Roll out of the removal of tax deduction at source for savings income:
Previously, income tax was deducted at source for interest payments, but this changed for banks and building societies last year. This April’s changes will see the distributions from open-ended investment companies, authorised unit trusts and investment trust companies, and peer-to-peer loans also affected by the change. Now savings income will need to declared via a tax return.
The General Election 2017
Due to the General Election, a shortened version of the original 2017 Finance Bill was enacted by parliament on 27 April, containing only 148 pages, compared to 762 pages in the original Finance Bill published on 20 March 2017.
Measures that have not been included in the Finance Act 2017 which may be of particular interest to farmers and landowners include:
- Primary legislation for the Making Tax Digital regime – see below
- Cash basis for property businesses was to apply from 6 April 2017
- Trading income allowance of £1,000,
- Property income allowance of £1,000
If a Conservative government is re-elected then it is likely that all of these items will be included in a second 2017 Finance Bill. It is to be hoped that deferring the legislation for the Making Tax Digital regime will allow time for HMRC to provide clarification on areas of concern arising from the proposed implementation (including the time limits for returns being incorporated into primary legislation) and proper scrutiny of the proposed measures by parliament.
Making Tax Digital
The significant change for most businesses will be the requirement to submit quarterly income and expense details to HMRC electronically from April 2018 (although this may be delayed until later in 2018/19, depending upon the year end of the trading business).
You may be aware of this from last year’s annual update which noted that HMRC had published “Making Tax Digital” setting out their vision that by 2020 most businesses, including those letting out property, would be
required to keep track of their tax affairs digitally and report their results using integrated software to HMRC quarterly.
Following consultations issued in August 2016 and HMRC’s responses at the end of January to the feedback provided by professionals (including ourselves), it was thought that all unincorporated businesses with a turnover in excess of £10,000 would be required to start using the new Making Tax Digital (MTD) service from April 2018.

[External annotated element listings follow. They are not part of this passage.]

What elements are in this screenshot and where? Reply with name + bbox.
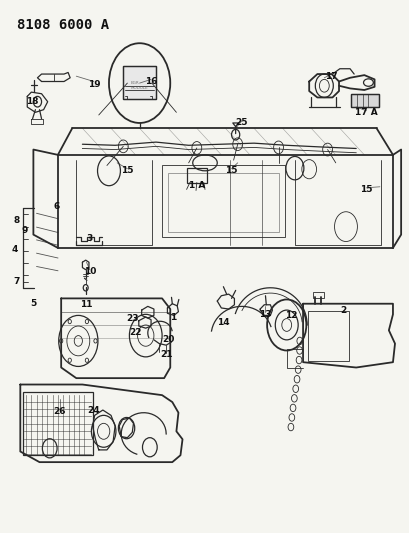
Bar: [23, 392, 92, 455]
Text: 16: 16: [144, 77, 157, 86]
Text: 22: 22: [129, 328, 142, 337]
Text: 20: 20: [162, 335, 174, 344]
Text: 4: 4: [12, 245, 18, 254]
Text: EGR
MODULE: EGR MODULE: [130, 81, 148, 90]
Text: 13: 13: [258, 310, 271, 319]
Text: 19: 19: [88, 80, 100, 89]
Bar: [351, 94, 378, 107]
Text: 26: 26: [54, 407, 66, 416]
Bar: [162, 165, 284, 237]
Text: 24: 24: [88, 406, 100, 415]
Text: 1 A: 1 A: [188, 181, 204, 190]
Text: 3: 3: [86, 235, 93, 244]
Text: 12: 12: [284, 311, 297, 320]
Bar: [351, 94, 378, 107]
Text: 1: 1: [170, 312, 176, 321]
Text: 11: 11: [80, 300, 92, 309]
Text: 17: 17: [325, 71, 337, 80]
Text: 15: 15: [359, 185, 372, 194]
Text: 7: 7: [14, 277, 20, 286]
Text: 10: 10: [83, 268, 96, 276]
Text: 23: 23: [126, 314, 138, 323]
Bar: [123, 66, 155, 99]
Text: 14: 14: [216, 318, 229, 327]
Text: 9: 9: [21, 226, 27, 235]
Text: 21: 21: [160, 350, 172, 359]
Text: 15: 15: [225, 166, 237, 175]
Text: 15: 15: [121, 166, 133, 175]
Bar: [312, 292, 324, 298]
Text: 5: 5: [30, 299, 36, 308]
Bar: [123, 66, 155, 99]
Text: 25: 25: [235, 118, 247, 127]
Text: 6: 6: [54, 203, 60, 212]
Text: 8: 8: [13, 216, 19, 225]
Text: 17 A: 17 A: [354, 108, 377, 117]
Text: 8108 6000 A: 8108 6000 A: [17, 18, 109, 31]
Text: 2: 2: [339, 305, 345, 314]
Bar: [186, 167, 207, 182]
Bar: [307, 311, 348, 361]
Text: 18: 18: [26, 97, 39, 106]
Bar: [168, 173, 278, 232]
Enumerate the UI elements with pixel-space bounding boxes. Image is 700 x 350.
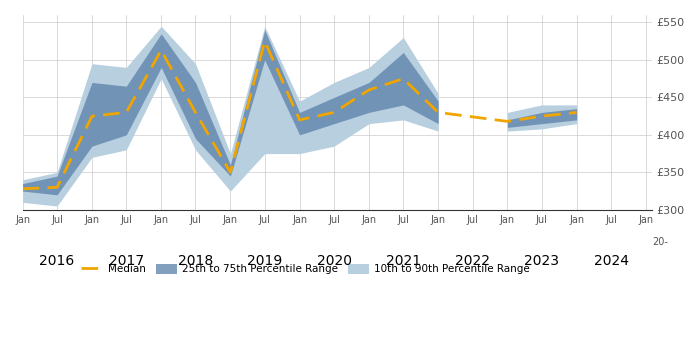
Legend: Median, 25th to 75th Percentile Range, 10th to 90th Percentile Range: Median, 25th to 75th Percentile Range, 1… [77, 260, 534, 279]
Text: 20-: 20- [652, 237, 668, 247]
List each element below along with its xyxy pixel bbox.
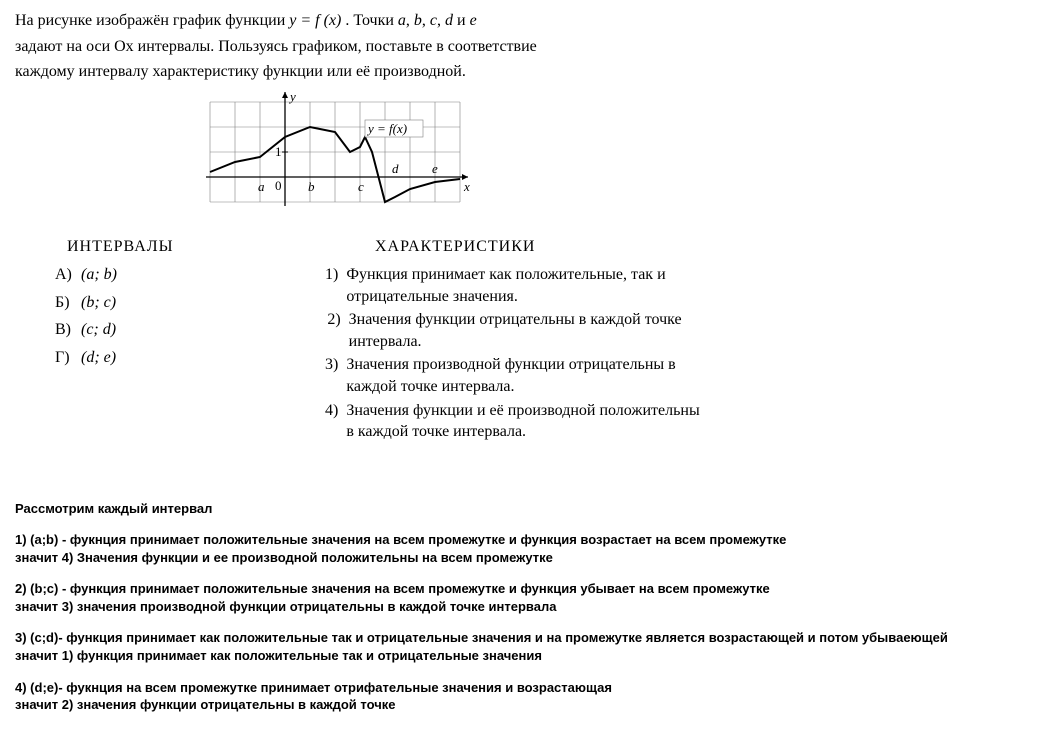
char-row-3: 3) Значения производной функции отрицате… [325, 354, 705, 397]
interval-label: Б) [55, 292, 75, 314]
pt-b: b [414, 12, 422, 29]
char-num: 3) [325, 354, 338, 397]
solution: Рассмотрим каждый интервал 1) (a;b) - фу… [15, 500, 1025, 714]
solution-title: Рассмотрим каждый интервал [15, 500, 1025, 518]
problem-line-1: На рисунке изображён график функции y = … [15, 10, 1025, 32]
interval-row-b: Б) (b; c) [55, 292, 285, 314]
interval-row-a: А) (a; b) [55, 264, 285, 286]
char-text: Значения функции и её производной положи… [346, 400, 705, 443]
solution-line: значит 4) Значения функции и ее производ… [15, 549, 1025, 567]
text: . Точки [345, 12, 398, 29]
sep: , [406, 12, 414, 29]
text: На рисунке изображён график функции [15, 12, 289, 29]
characteristics-column: ХАРАКТЕРИСТИКИ 1) Функция принимает как … [325, 236, 1025, 444]
char-text: Значения функции отрицательны в каждой т… [349, 309, 705, 352]
solution-line: значит 2) значения функции отрицательны … [15, 696, 1025, 714]
interval-row-d: Г) (d; e) [55, 347, 285, 369]
svg-text:e: e [432, 161, 438, 176]
interval-value: (d; e) [81, 347, 116, 369]
char-num: 4) [325, 400, 338, 443]
interval-label: Г) [55, 347, 75, 369]
svg-text:d: d [392, 161, 399, 176]
char-num: 2) [325, 309, 341, 352]
solution-block-3: 3) (c;d)- функция принимает как положите… [15, 629, 1025, 664]
pt-e: e [470, 12, 477, 29]
svg-text:a: a [258, 179, 265, 194]
pt-c: c [430, 12, 437, 29]
problem-statement: На рисунке изображён график функции y = … [15, 10, 1025, 83]
problem-line-3: каждому интервалу характеристику функции… [15, 61, 1025, 83]
interval-value: (b; c) [81, 292, 116, 314]
svg-text:b: b [308, 179, 315, 194]
function-chart: y x 1 0 y = f(x) a b c d e [200, 87, 1025, 229]
svg-text:y: y [288, 89, 296, 104]
intervals-column: ИНТЕРВАЛЫ А) (a; b) Б) (b; c) В) (c; d) … [15, 236, 285, 444]
pt-a: a [398, 12, 406, 29]
solution-line: 4) (d;e)- фукнция на всем промежутке при… [15, 679, 1025, 697]
interval-label: А) [55, 264, 75, 286]
solution-block-4: 4) (d;e)- фукнция на всем промежутке при… [15, 679, 1025, 714]
svg-text:1: 1 [275, 144, 282, 159]
char-text: Функция принимает как положительные, так… [346, 264, 705, 307]
problem-line-2: задают на оси Ox интервалы. Пользуясь гр… [15, 36, 1025, 58]
solution-line: значит 3) значения производной функции о… [15, 598, 1025, 616]
solution-line: 2) (b;c) - функция принимает положительн… [15, 580, 1025, 598]
char-text: Значения производной функции отрицательн… [346, 354, 705, 397]
solution-line: 1) (a;b) - фукнция принимает положительн… [15, 531, 1025, 549]
char-num: 1) [325, 264, 338, 307]
solution-block-2: 2) (b;c) - функция принимает положительн… [15, 580, 1025, 615]
equation: y = f (x) [289, 12, 341, 29]
sep: , [422, 12, 430, 29]
char-row-2: 2) Значения функции отрицательны в каждо… [325, 309, 705, 352]
char-row-4: 4) Значения функции и её производной пол… [325, 400, 705, 443]
chars-heading: ХАРАКТЕРИСТИКИ [325, 236, 1025, 258]
solution-line: значит 1) функция принимает как положите… [15, 647, 1025, 665]
chart-svg: y x 1 0 y = f(x) a b c d e [200, 87, 470, 222]
columns: ИНТЕРВАЛЫ А) (a; b) Б) (b; c) В) (c; d) … [15, 236, 1025, 444]
sep: , [437, 12, 445, 29]
interval-label: В) [55, 319, 75, 341]
solution-line: 3) (c;d)- функция принимает как положите… [15, 629, 1025, 647]
svg-text:c: c [358, 179, 364, 194]
char-row-1: 1) Функция принимает как положительные, … [325, 264, 705, 307]
svg-text:x: x [463, 179, 470, 194]
interval-value: (c; d) [81, 319, 116, 341]
svg-text:0: 0 [275, 178, 282, 193]
interval-row-c: В) (c; d) [55, 319, 285, 341]
svg-text:y = f(x): y = f(x) [366, 121, 407, 136]
solution-block-1: 1) (a;b) - фукнция принимает положительн… [15, 531, 1025, 566]
intervals-heading: ИНТЕРВАЛЫ [55, 236, 285, 258]
and: и [453, 12, 470, 29]
pt-d: d [445, 12, 453, 29]
interval-value: (a; b) [81, 264, 117, 286]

However, for one year from April 2018, the Chancellor has announced that businesses (including landlords) will only be required to start using the MTD service if their turnover exceeds the VAT registration threshold (£85,000 for 2017/18, but will increase slightly for 2018/19). This increase in the MTD threshold will benefit those who receive rental income personally, although they will still need to report the income and expenses quarterly from April 2019, when the MTD threshold reduces to £10,000.
This one year relaxation will not affect most trading businesses (sole traders and partnerships), as their
turnovers will exceed the VAT registration threshold.
The £10,000 MTD threshold is a low turnover figure (note that this is turnover, not profits), which has already been criticised for being far too low by many respondents to HMRC’s consultation and remains subject to amendment as the Finance Bill is debated and made law (usually in early July).
HMRC optimistically anticipate that these changes will reduce errors by around 10% on an ongoing basis and give businesses “a clearer view of their tax position in-year, enabling them to plan to meet their tax obligations at minimum cost and minimum disruption”. As most farming is a seasonable business, I suspect that the in-year position will be little clearer for farmers, although it may benefit landlords, but that there will be administrative costs associated with supplying HMRC with the information required.